Once we simulate a spread process generated by an OU-process formulated by $$dx_t = (0-0.5x),dt + 0.8, dW_t$$ we may then use MLE to estimate the coefficients. Here we build a function called ou.lik that returns a closure (a function returned by an enclosing function) to represent the maximum likelihood function generated by a specific set of data x.

ou.lik <- function(x) {
  function(theta1,theta2,theta3) {
    n <- length(x)
    dt <- deltat(x)
    -sum(dcOU(x=x[2:n], Dt=dt, x0=x[1:(n-1)],
      theta=c(theta1,theta2,theta3), log=TRUE))
  }
}

One thing to remind is that dcOU function calculates the joint density of a given set of data assuming that the data follows an OU-process. However, it parameterizes OU-process in a little bit different way as we have just mentioned. The equation for dcOU is $$dx_t = (\theta_1 - \theta_2 x_t),dt + \theta_3 , dW_t$$ where $(\theta_1,\theta_2,\theta_3)$ is used to fully characterize the OU-process.

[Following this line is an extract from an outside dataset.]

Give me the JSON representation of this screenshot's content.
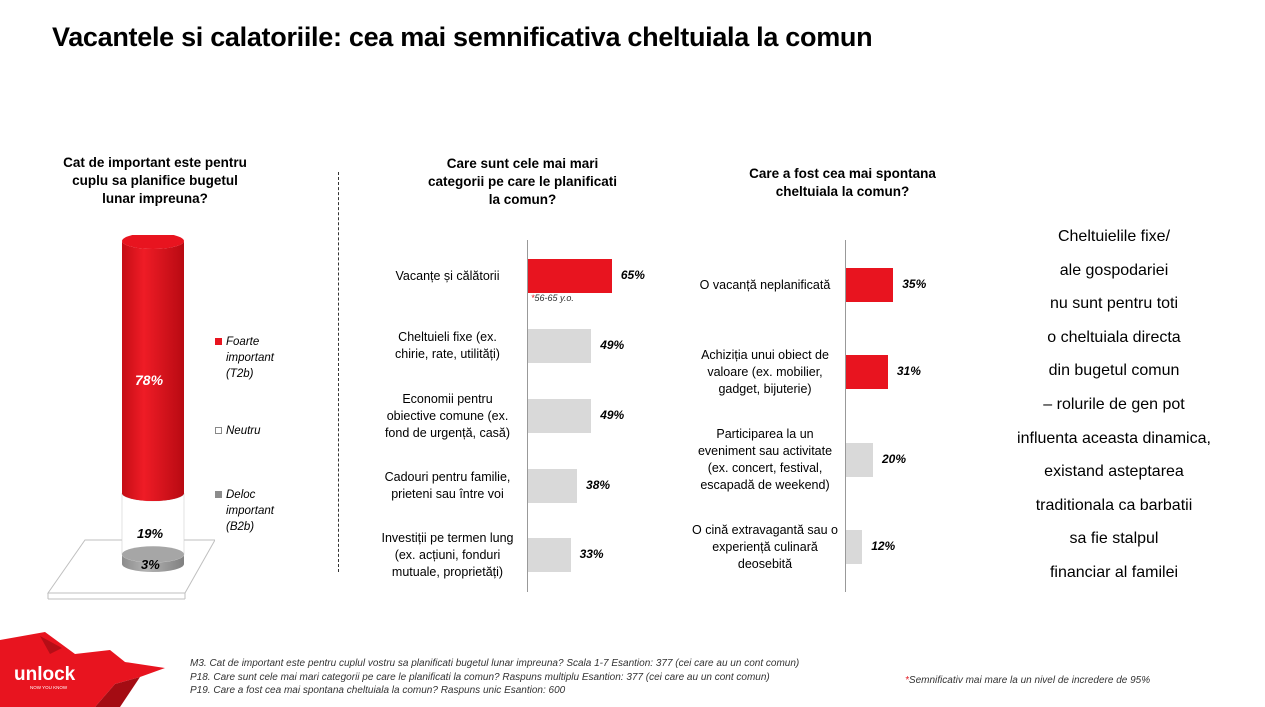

Given the above parameterization, then we call mle to perform maximal likelihood estimation for the spread process given an initial trial value of $(\theta_1,\theta_2,\theta_3)$ . To boost the speed, we constrain the parameter space to a smaller one, say, from $(0,10^{-5},10^{-3})$ to $(1,1,1)$ .

ou.fit <- mle(ou.lik(spread),
  start=list(theta1=0,theta2=0.5,theta3=0.2),
  method="L-BFGS-B",lower=c(0,1e-5,1e-3), upper=c(1,1,1))
ou.coe <- coef(ou.fit)
ou.coe

The fitting result will be printed to the console then.